EUR/USD Holds at 1.1650, Powell’s Exit Fuels Bullish Push to 1.18

The EUR/USD pair continued its measured ascent this week, moving from 1.1630 to 1.1643, reaching intraday peaks at 1.1682 before pulling back slightly as Friday’s session concluded. This gradual increase indicates a buildup in anticipation of the Federal Open Market Committee meeting scheduled for December 11, 2025. Market participants expect a 25-basis-point reduction, resulting in the federal funds rate falling to 3.5%–3.75%, leading to renewed weakness in the U.S. dollar. The euro is experiencing positive momentum due to regional inflows and a rise in industrial sentiment within the Eurozone, which supports short-term demand in the range of 1.1620–1.1650. The evolving political and institutional framework within the Federal Reserve is reshaping market sentiment. Jerome Powell’s tenure, concluding in spring 2026, is already influencing expectations. The anticipated successor is expected to embrace a more lenient strategy should inflation stay under 2%, indicating a significant departure from Powell’s measured stance. The U.S. Dollar Index has declined below 99.80, marking its lowest point since September, which has contributed to the stabilization of EUR/USD around 1.1650.

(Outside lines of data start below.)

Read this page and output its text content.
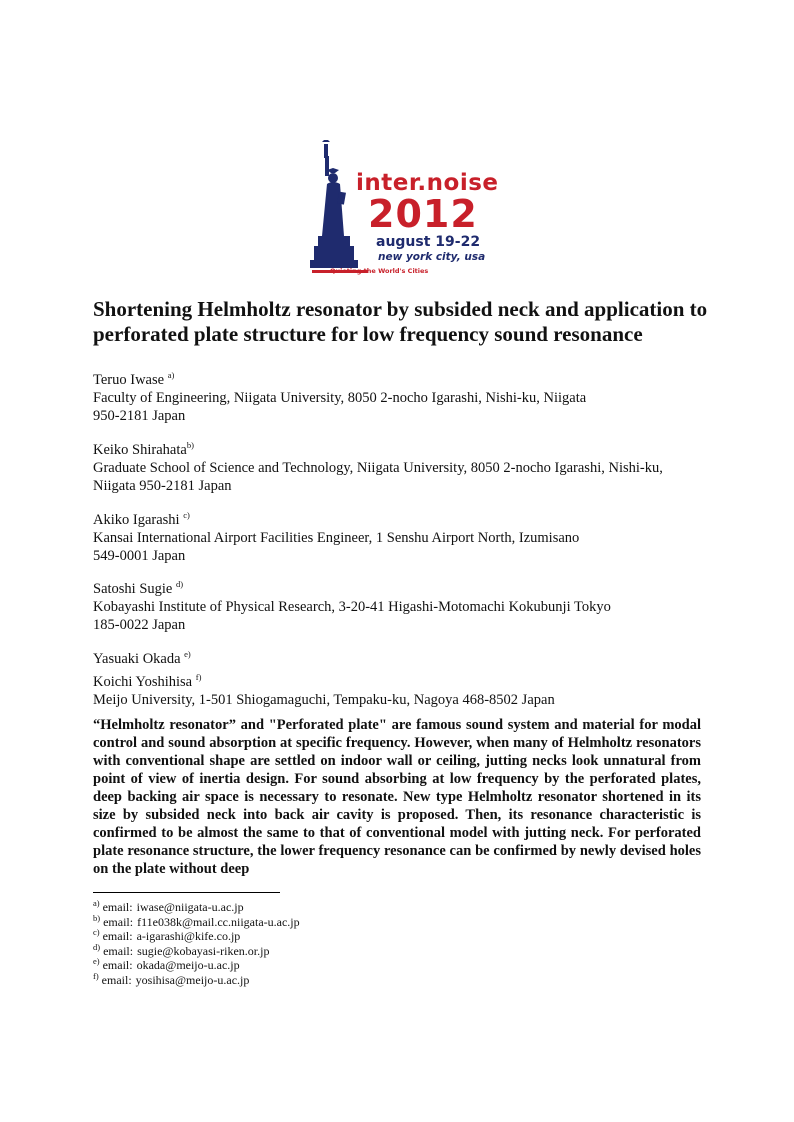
inter.noise
2012
august 19-22
new york city, usa
Quieting the World's Cities
Shortening Helmholtz resonator by subsided neck and application to perforated plate structure for low frequency sound resonance
Teruo Iwase $^{a)}$
Faculty of Engineering, Niigata University, 8050 2-nocho Igarashi, Nishi-ku, Niigata
950-2181 Japan
Keiko Shirahata$^{b)}$
Graduate School of Science and Technology, Niigata University, 8050 2-nocho Igarashi, Nishi-ku,
Niigata 950-2181 Japan
Akiko Igarashi $^{c)}$
Kansai International Airport Facilities Engineer, 1 Senshu Airport North, Izumisano
549-0001 Japan
Satoshi Sugie $^{d)}$
Kobayashi Institute of Physical Research, 3-20-41 Higashi-Motomachi Kokubunji Tokyo
185-0022 Japan
Yasuaki Okada $^{e)}$
Koichi Yoshihisa $^{f)}$
Meijo University, 1-501 Shiogamaguchi, Tempaku-ku, Nagoya 468-8502 Japan

“Helmholtz resonator” and "Perforated plate" are famous sound system and material for modal control and sound absorption at specific frequency. However, when many of Helmholtz resonators with conventional shape are settled on indoor wall or ceiling, jutting necks look unnatural from point of view of inertia design. For sound absorbing at low frequency by the perforated plates, deep backing air space is necessary to resonate. New type Helmholtz resonator shortened in its size by subsided neck into back air cavity is proposed. Then, its resonance characteristic is confirmed to be almost the same to that of conventional model with jutting neck. For perforated plate resonance structure, the lower frequency resonance can be confirmed by newly devised holes on the plate without deep

$^{a)}$ email: iwase@niigata-u.ac.jp
$^{b)}$ email: f11e038k@mail.cc.niigata-u.ac.jp
$^{c)}$ email: a-igarashi@kife.co.jp
$^{d)}$ email: sugie@kobayasi-riken.or.jp
$^{e)}$ email: okada@meijo-u.ac.jp
$^{f)}$ email: yosihisa@meijo-u.ac.jp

The European Central Bank has kept its deposit rate steady at 3.75%, as inflation in the eurozone has decreased to 2.2% year-over-year, marking the lowest rate in four years. Decreased energy expenses and diminished import pressures have bolstered the euro’s underlying fundamentals. Simultaneously, eurozone industrial output increased by 0.6% month-over-month, and Germany’s PMI advanced to 49.8, indicating potential recovery. The correlation between the euro and the Stoxx 600 Index has risen to 0.73, indicating an increased investor interest in European assets as capital shifts away from the U.S. The EUR/USD trend continues to exhibit a structurally bullish outlook as long as the price remains above 1.1590, the level that facilitated the last significant breakout. The pair is presently fluctuating within a consolidation range of 1.1600 to 1.1700. A strong close above 1.1700 could propel the rally toward 1.1740, whereas a retreat below 1.1590 might trigger profit-taking around 1.1535. The 50-day EMA at 1.1560 remains a key support level for short-term bullish momentum, with algorithmic models pinpointing 1.1668 as the essential pivot for further movement toward 1.1725.

Recent U.S. economic indicators indicate a deceleration in growth. Nonfarm Payrolls increased by just 142,000, while the unemployment rate rose to 4.1%, marking its highest level since 2021. Meanwhile, U.S. 2-year Treasury yields decreased to 4.28%, while German Bunds held steady at approximately 2.23%, resulting in the yield spread narrowing to its tightest level in 10 months — a significant bullish factor for EUR/USD. Simultaneously, the eurozone’s current account surpluses have increased to €31.5 billion, offering further currency support via inflows backed by exports. CFTC data indicate that net-long euro contracts have risen for the third straight week, now reaching +1.07 million, up from +111,800 the previous week — a definitive indication of institutional accumulation. Option markets indicate significant call positioning above 1.17 for December expiry, suggesting expectations of a measured upward movement. If the Fed adopts a dovish stance next week, traders expect a swift approach to 1.1740 and possibly 1.1800.

Liquidity clusters are focused within the range of 1.1620–1.1650, indicating areas of institutional demand. A move above 1.1700 may trigger stop orders targeting 1.1740, whereas a failure to hold above 1.1610 could lead to a decline toward 1.1550, which represents the 38.2% Fibonacci retracement of the November rally. The EUR/USD volatility index indicates a low level, reflecting a phase of steady accumulation instead of speculative excitement. Europe’s natural gas reserves, currently at 86% capacity, mitigate energy-related downside risks for the euro, while a depreciating dollar continues to enhance trade balances. Nonetheless, the possibility of U.S. fiscal instability and the resurgence of trade tensions with China may introduce short-term fluctuations in global currency markets. If the DXY were to rebound toward 100.40, the euro could encounter temporary resistance before regaining strength above 1.17. All macro and technical indicators suggest a continued strengthening of the euro through early 2026. The ongoing structural weakening of the USD, alongside the strengthening fundamentals in the eurozone, indicates a likely continuation of the upward trend. The key price levels to monitor are 1.1590, which serves as base support, and 1.1740, acting as the resistance trigger. A confirmed break above 1.1740 would pave the way toward 1.1800–1.1850, indicating a possible 2% upside extension.